Тут в кабину вошла стюардесса, одна из тех, с которой хотелось потерпеть кораблекрушение у необитаемого острова и принесла всем кофе, а мне коньяк с лимоном. Теперь вздохнул я – этого у нас точно не будет полгода.

    Приняли пароход и тронулись. Но я пока оставался пассажиром и делать было абсолютно нечего. Поселился в лазарете, набрав книг в библиотеке, и ушёл в грёзы. До рандеву с моим судном было дней десять. Однако покой длился недолго. Идущий первый рейс кэпом, Гена Рокотов взломал все стереотипы и в экипаже не оказалось ни одной женщины. В своей старпомовской практике он столкнулся с парой нелицеприятных моментов и одним реальным мордобоем на почве любовных страданий и решил обойтись без эксцессов хотя бы в первом капитанском рейсе. В управлении это вызвало трудности, так как идти на должности прачки или официантки никто из мореманов не согласился. Гену долго переубеждали, но он стоял на своём. Тогда разозлившийся кадровик укомплектовал команду только что прибывшими из шмоньки* салагами и умыл руки. Молодые пацаны, не имевшие ни понятий о гигиене, ни пристрастия к ней, ни боязни слететь с самой низшей ступеньки карьеры умудрились за неделю так зарасти грязью, в том числе и на камбузе, что половину судна скрутило животами. Пища была отвратительной по качеству и неудобоваримой по консистенции. Меня выгнали из лазарета закрыв там бедолаг, а я закупил в ларьке консервов и перебрался жить в радиорубку. Запущенность начинала вылезать изо всех углов и кричать о себе. Всё-таки, отсутствие женской руки в быту дало о себе знать очень быстро. С этим мог справляться только Военно-морской флот.

    Впрочем, через тройку дней рано утром мы подошли к промыслу, разыскали мой осиротевший пароход, я попрощался с корешами и залез в шлюпку. В этом месте, на тридцатой южной параллели, океан был сдержан и немного хмур. Серая вода и серое небо. Беспризорные и грязные низкие тучи равнодушно уходили на ост, волны беспорядочно толклись, а западный ветер нёсся по извечному круговороту. Связаться лагом двум пустым траулерам было сложновато. Да и время занимало. Поэтому оба легли в дрейф в паре кабельтовых друг от друга. Бананы, йогурты и снабжение бросили в спущенный баркас, тот присел, зарывшись в глубину, и переваливаясь погрёб к подветренной стороне визави. Через двадцать минут приехали. Для меня скинули штормтрап, а всё остальное забирали средней стрелой. И в тот момент, когда я ловко ухватился за канаты, впечатавшись в ржавый борт и не спеша стал перебирать балясины, наслаждаясь подвешенной свободой над океаном, на судне резко виранули сетку с грузом. Пустая лодка облегчённо выдохнула, как поплавок радостно прыгнула на подвернувшуюся волну и предательски понеслась неуправляемая прямо на меня распластанного, со спины. Я же ничего не видел, но когда сверху и снизу заорали:
- Берегись, б..дь!!! – и ещё добавили других морских терминов, то ноги сами инстинктивно подогнулись выше головы и вовремя. Носовой планширь шлюпки со всего размаху влепился в трап, размозжив в щепки деревянные ступеньки, на которых ещё секунду назад стояли мои ботинки. Везение начиналось сразу. Баркас спешно отвалил перекрестившись, а меня в шесть рук перекинули на палубу.

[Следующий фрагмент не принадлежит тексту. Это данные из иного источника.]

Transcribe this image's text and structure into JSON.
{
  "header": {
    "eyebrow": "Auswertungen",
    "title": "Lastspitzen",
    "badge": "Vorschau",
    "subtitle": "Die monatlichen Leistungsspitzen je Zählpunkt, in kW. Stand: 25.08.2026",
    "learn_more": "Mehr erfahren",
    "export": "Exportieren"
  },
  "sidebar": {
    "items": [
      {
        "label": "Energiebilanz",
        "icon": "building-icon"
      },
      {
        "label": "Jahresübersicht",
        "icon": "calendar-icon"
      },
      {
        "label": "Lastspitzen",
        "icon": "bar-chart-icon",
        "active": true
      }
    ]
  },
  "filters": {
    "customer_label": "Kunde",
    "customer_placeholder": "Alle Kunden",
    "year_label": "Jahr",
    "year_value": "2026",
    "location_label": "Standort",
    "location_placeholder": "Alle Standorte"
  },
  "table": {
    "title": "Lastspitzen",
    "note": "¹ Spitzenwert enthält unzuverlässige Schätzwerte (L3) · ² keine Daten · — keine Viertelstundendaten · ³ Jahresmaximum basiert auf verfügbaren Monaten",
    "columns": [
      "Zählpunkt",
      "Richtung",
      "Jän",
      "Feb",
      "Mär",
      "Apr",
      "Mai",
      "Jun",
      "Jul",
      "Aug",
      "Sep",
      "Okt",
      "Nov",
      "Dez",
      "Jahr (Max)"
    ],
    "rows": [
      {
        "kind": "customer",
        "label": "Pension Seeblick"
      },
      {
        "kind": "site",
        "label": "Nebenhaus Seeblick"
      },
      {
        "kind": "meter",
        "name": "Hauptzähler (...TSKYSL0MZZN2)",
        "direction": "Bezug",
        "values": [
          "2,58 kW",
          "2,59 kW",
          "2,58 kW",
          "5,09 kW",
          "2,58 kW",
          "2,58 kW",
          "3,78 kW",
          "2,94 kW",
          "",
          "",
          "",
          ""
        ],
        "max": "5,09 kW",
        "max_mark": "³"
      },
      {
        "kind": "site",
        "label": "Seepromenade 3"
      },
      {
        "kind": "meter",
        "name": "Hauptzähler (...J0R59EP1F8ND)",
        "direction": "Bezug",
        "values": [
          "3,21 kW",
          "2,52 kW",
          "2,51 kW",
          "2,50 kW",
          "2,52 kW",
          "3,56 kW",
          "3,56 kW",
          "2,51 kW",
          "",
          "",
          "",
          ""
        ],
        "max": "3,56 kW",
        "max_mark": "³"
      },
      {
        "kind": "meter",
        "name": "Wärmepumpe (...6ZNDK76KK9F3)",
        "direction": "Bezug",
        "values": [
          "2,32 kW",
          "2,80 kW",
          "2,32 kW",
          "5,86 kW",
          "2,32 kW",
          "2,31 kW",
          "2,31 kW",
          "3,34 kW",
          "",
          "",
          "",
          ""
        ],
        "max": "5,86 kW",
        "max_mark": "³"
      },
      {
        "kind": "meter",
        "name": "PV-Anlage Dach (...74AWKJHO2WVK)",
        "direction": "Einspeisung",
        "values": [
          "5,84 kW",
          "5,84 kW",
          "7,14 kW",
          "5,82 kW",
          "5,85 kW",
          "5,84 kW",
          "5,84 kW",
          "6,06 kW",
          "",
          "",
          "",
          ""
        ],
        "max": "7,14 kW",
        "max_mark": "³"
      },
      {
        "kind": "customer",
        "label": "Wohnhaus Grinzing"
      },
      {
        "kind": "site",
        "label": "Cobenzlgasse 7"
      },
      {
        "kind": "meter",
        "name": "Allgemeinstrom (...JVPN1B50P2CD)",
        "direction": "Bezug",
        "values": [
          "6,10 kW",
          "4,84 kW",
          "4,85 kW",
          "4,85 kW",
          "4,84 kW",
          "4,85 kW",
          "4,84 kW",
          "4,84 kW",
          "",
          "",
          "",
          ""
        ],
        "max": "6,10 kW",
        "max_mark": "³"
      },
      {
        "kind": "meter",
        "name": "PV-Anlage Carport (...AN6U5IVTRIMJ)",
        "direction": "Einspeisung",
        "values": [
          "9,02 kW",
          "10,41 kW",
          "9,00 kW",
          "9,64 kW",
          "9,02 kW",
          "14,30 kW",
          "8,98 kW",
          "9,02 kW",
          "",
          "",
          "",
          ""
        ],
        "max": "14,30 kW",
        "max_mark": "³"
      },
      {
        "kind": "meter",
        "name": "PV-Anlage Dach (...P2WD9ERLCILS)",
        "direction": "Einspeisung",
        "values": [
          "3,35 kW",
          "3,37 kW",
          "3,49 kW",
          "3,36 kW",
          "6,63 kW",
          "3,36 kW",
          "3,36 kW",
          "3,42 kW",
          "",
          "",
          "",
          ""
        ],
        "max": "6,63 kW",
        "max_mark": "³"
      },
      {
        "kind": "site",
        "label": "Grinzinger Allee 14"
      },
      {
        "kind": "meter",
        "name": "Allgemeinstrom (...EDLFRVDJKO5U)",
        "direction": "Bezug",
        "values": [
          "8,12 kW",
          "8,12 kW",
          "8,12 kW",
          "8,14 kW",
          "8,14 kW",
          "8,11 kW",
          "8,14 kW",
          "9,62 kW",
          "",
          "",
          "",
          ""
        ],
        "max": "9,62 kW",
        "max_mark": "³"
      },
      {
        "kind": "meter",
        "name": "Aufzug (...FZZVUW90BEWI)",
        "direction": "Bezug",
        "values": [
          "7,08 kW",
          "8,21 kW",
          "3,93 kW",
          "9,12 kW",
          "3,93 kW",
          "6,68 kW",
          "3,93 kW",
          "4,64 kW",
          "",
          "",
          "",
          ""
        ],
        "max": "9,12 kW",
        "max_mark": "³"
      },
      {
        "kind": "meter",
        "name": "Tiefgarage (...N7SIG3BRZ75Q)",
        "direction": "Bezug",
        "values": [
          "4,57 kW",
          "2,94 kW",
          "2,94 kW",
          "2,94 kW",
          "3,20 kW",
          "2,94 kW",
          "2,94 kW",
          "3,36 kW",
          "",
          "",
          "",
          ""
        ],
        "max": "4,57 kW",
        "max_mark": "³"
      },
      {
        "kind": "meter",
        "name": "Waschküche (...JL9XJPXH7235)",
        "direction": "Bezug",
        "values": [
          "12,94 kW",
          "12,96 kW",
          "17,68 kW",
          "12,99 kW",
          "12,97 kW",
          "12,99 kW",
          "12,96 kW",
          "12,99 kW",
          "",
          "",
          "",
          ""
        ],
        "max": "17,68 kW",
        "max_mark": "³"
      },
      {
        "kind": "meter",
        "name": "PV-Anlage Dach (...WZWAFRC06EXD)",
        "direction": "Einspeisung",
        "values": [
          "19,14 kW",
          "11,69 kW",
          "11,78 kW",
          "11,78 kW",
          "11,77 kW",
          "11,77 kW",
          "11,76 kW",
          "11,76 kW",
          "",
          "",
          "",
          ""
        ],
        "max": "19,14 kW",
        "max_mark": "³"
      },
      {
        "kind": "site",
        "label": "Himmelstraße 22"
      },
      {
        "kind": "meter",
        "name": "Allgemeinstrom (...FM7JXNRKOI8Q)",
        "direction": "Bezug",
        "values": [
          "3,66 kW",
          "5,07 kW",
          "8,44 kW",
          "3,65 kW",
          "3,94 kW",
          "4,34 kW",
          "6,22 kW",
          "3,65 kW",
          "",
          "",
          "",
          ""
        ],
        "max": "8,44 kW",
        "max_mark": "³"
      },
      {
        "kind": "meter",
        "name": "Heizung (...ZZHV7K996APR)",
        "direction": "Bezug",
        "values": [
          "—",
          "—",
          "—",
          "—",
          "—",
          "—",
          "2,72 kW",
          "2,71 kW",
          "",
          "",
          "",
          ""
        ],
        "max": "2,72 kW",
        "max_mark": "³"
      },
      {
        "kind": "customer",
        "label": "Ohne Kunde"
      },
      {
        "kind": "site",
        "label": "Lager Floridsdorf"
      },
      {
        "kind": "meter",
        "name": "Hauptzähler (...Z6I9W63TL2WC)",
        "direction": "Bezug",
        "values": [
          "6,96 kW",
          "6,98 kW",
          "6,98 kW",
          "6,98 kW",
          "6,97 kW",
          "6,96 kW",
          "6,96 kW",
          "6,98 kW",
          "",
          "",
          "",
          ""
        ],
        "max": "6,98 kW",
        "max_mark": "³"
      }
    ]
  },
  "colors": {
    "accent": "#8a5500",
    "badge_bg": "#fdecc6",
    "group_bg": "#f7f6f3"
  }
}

    Хотелось тут же погрузиться в работу. Не зная ещё где моя каюта, перед тем как подняться в рубку, зашёл в столовую бросить вещи. Но там оказалось уже полно людей – за плечами у меня был туго набитый вещмешок. Все ждали весточек – кому письмо, кому банку вишнёвого варенья, а кому вязаные носки. Когда в городе узнали, что я «досылаюсь» на траулер, потянулись женщины с передачами. Много я взять не мог, но рисунок малыша, конечно, всегда найдёт место в кармане служебного кителя моряка.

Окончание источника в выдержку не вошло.